Um die Stimmung etwas aufzulockern, hat Guttenberg ein Geschenk von der Nationalmannschaft mitgebracht. "Hauptgefreiter Küppers, vortreten", befiehlt er scherzhaft, um dem jungen Soldaten ein Trikot mit allen Unterschriften der Nationalelf zu übergeben. Überstreifen will der es aber nicht. Überhaupt hat kaum jemand seine Uniform abgelegt - vielleicht weil der Minister da ist. Nur ein einziger Soldat erscheint im Deutschlandtrikot.

Übertragen wird das Spiel vom Sportkanal des arabischen Fernsehsenders Al-Dschasira. Die Karte für den Decoder gelangte auf abenteuerliche Weise über Dresden, Teheran und Wilhelmshaven nach Dschibuti. Erst kurz vor dem ersten Spiel der deutschen Mannschaft wurde sie von einem französischen Flieger über der Fregatte abgeworfen. Ganz ohne Störungen läuft die Übertragung aber nicht ab. "Das ist Einsatzrealität", sagt Fregattenkapitän Nils Brandt.

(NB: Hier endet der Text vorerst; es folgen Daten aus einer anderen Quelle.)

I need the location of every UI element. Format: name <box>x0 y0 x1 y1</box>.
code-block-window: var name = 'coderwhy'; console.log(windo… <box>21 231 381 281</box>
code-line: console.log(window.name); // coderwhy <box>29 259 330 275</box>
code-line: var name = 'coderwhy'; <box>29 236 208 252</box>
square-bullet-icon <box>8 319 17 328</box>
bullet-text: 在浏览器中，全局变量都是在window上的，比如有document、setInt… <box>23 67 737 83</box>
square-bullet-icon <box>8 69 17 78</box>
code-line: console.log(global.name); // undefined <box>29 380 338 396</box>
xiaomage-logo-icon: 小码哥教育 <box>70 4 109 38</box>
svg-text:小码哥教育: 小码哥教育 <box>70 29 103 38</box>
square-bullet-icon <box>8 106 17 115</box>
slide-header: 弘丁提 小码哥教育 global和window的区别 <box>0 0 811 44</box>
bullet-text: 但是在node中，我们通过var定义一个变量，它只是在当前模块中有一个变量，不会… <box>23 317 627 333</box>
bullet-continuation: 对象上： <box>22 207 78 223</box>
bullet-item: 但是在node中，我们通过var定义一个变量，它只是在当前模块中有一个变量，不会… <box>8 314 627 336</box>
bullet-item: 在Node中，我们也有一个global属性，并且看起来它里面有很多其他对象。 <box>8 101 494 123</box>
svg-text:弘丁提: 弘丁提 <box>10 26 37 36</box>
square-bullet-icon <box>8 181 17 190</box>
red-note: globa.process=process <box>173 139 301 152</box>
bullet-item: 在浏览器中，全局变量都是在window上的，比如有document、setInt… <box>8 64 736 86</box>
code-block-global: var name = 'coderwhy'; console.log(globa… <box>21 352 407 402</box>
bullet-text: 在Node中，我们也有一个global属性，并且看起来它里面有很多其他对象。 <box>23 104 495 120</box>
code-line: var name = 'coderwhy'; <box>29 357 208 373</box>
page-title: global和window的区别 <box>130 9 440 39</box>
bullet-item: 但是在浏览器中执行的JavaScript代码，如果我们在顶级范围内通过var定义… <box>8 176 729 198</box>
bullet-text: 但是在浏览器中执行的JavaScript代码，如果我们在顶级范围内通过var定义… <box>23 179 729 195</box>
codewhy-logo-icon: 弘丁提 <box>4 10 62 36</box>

Stadionatmosphäre will in dem Hangar nicht so recht aufkommen. Erst nach 60 Minuten ändert sich das. Mesut Özil trifft und Guttenberg hüpft vor Freude, ballt die Fäuste, nimmt einen Soldaten in den Arm und prostet ihm zu. Vereinzelt gibt es jetzt auch Anfeuerungsrufe. An ein Scheitern glaubt niemand mehr.

Beim Abpfiff steht der Minister vorne in der ersten Reihe. 3:0 hat er vorher getippt, mit dem knappen Sieg ist er trotzdem zufrieden. Gegen England müsse man in der Abwehr noch "ein bisschen nachschärfen", fachsimpelt er. Es seien aber "alle Chancen gegeben". Zu guter Letzt muss sich Guttenberg noch die Frage gefallen lassen, ob die angeschlagene Bundesregierung auf der Erfolgswelle der Nationalmannschaft mitreiten könnte. "Es wäre doch vollkommen absurd, wenn Regierungsarbeit sich an Fußballergebnissen festmachen würde", antwortet er darauf.